All About Kalamata Olives

Kalamata olives are deep purple Greek olives with meaty flesh and a fruity, wine-like bite. They bring salt, tang, and umami depth to salads, pastas, and sheet pan dinners. Unlike green olives that taste grassy, Kalamatas have a complex flavor that sits between briny and sweet. Most are cured in red wine vinegar for 4-6 months before packing.

How to Select

Choose olives that look plump and glossy, not wrinkled or dry. The best ones feel firm when you press them. Check the brine in jarred olives. It should be clear, not cloudy. Pitted versions save prep time but whole olives with pits keep their shape better during cooking.

How to Store

Keep unopened jars in your pantry for up to 2 years. Once opened, refrigerate in their original brine and use within 6 months. Transfer olives from cans to glass jars with their liquid. For bulk olives from the deli counter, store in brine made from 1 tablespoon salt per cup of water. They last 3-4 weeks refrigerated.

How to Prep

To pit whole olives, press each one with the flat side of a knife until it cracks, then pull out the pit. For salads, slice them into rings 1/4 inch thick. Halve them lengthwise for pasta dishes where you want bigger pieces. Chop fine for tapenade or pizza toppings. Pat dry with paper towels before adding to hot oil to prevent splattering.

Flavor Pairings

Kalamatas love acidic ingredients like lemon juice, red wine vinegar, and tomatoes. Feta cheese is their classic Greek partner. Fresh herbs like oregano and basil brighten their deep flavor. They balance rich ingredients like olive oil and roasted red peppers. Garlic and red onion add sharpness that complements their brine.

Cooking Tips

Tip 1

Add Kalamatas in the last 5 minutes of cooking to preserve their texture and prevent bitterness.

Tip 2

Use 1/2 cup olives per pound of pasta for the right balance of salt and flavor.

Tip 3

Roast whole olives at 400°F for 15 minutes to concentrate their flavor for appetizer platters.

Tip 4

Reduce other salt by 50% in recipes with olives since each one contains about 40mg sodium.

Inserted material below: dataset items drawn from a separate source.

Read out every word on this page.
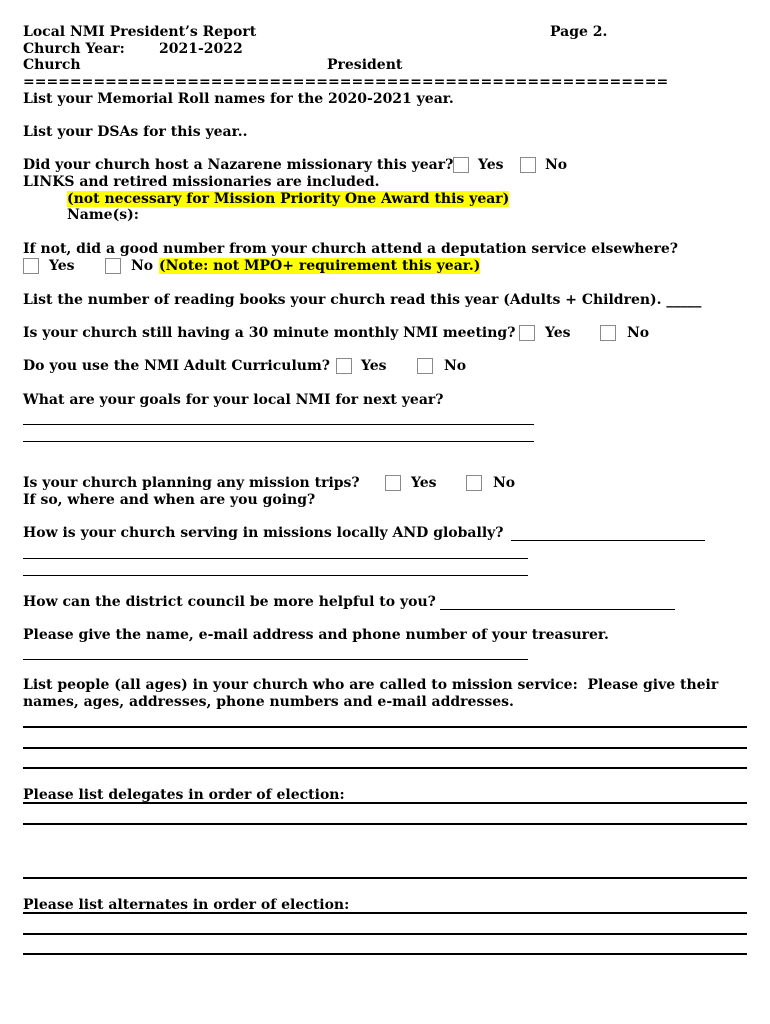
Local NMI President’s Report	Page 2.
Church Year: 2021-2022
Church	President
=======================================================
List your Memorial Roll names for the 2020-2021 year.
List your DSAs for this year..
Did your church host a Nazarene missionary this year? Yes	No
LINKS and retired missionaries are included.
(not necessary for Mission Priority One Award this year)
Name(s):
If not, did a good number from your church attend a deputation service elsewhere?
Yes	No (Note: not MPO+ requirement this year.)
List the number of reading books your church read this year (Adults + Children). _____
Is your church still having a 30 minute monthly NMI meeting? Yes	No
Do you use the NMI Adult Curriculum? Yes	No
What are your goals for your local NMI for next year?
Is your church planning any mission trips?	Yes	No
If so, where and when are you going?
How is your church serving in missions locally AND globally?
How can the district council be more helpful to you?
Please give the name, e-mail address and phone number of your treasurer.
List people (all ages) in your church who are called to mission service:  Please give their
names, ages, addresses, phone numbers and e-mail addresses.
Please list delegates in order of election:
Please list alternates in order of election:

Need a substitute? See our Best Substitutes for Kalamata Olives guide with tested ratios.

FAQ

Can I substitute Kalamata olives with other types?

Black olives work but taste milder and less fruity. Niçoise olives match the size but cost 2-3 times more. Green olives like Castelvetrano have a buttery flavor that changes the dish completely. For the closest match, use oil-cured black olives and add 1 teaspoon red wine vinegar per 1/2 cup to mimic Kalamata's tang. The texture differs since oil-cured olives are wrinkled and drier.

Why do some Kalamata olives taste more bitter than others?

Bitterness depends on curing time and method. Traditional Greek producers cure for 6-8 months in red wine vinegar brine. Cheaper versions use lye processing that takes only 2 weeks but leaves a chemical aftertaste. Check labels for "naturally cured" or "traditionally cured." Olives packed in oil taste milder than those in brine. If yours taste too bitter, soak in fresh water for 30 minutes before using.

How many Kalamata olives equal one serving?

A standard serving is 5-7 large olives or about 15 grams, which contains 35-45 calories and 150-200mg sodium. Most recipes call for 1/4 to 1/2 cup per person. One cup of pitted Kalamatas weighs 140 grams and contains about 35 olives. For party platters, plan on 5 olives per guest as part of an antipasto spread.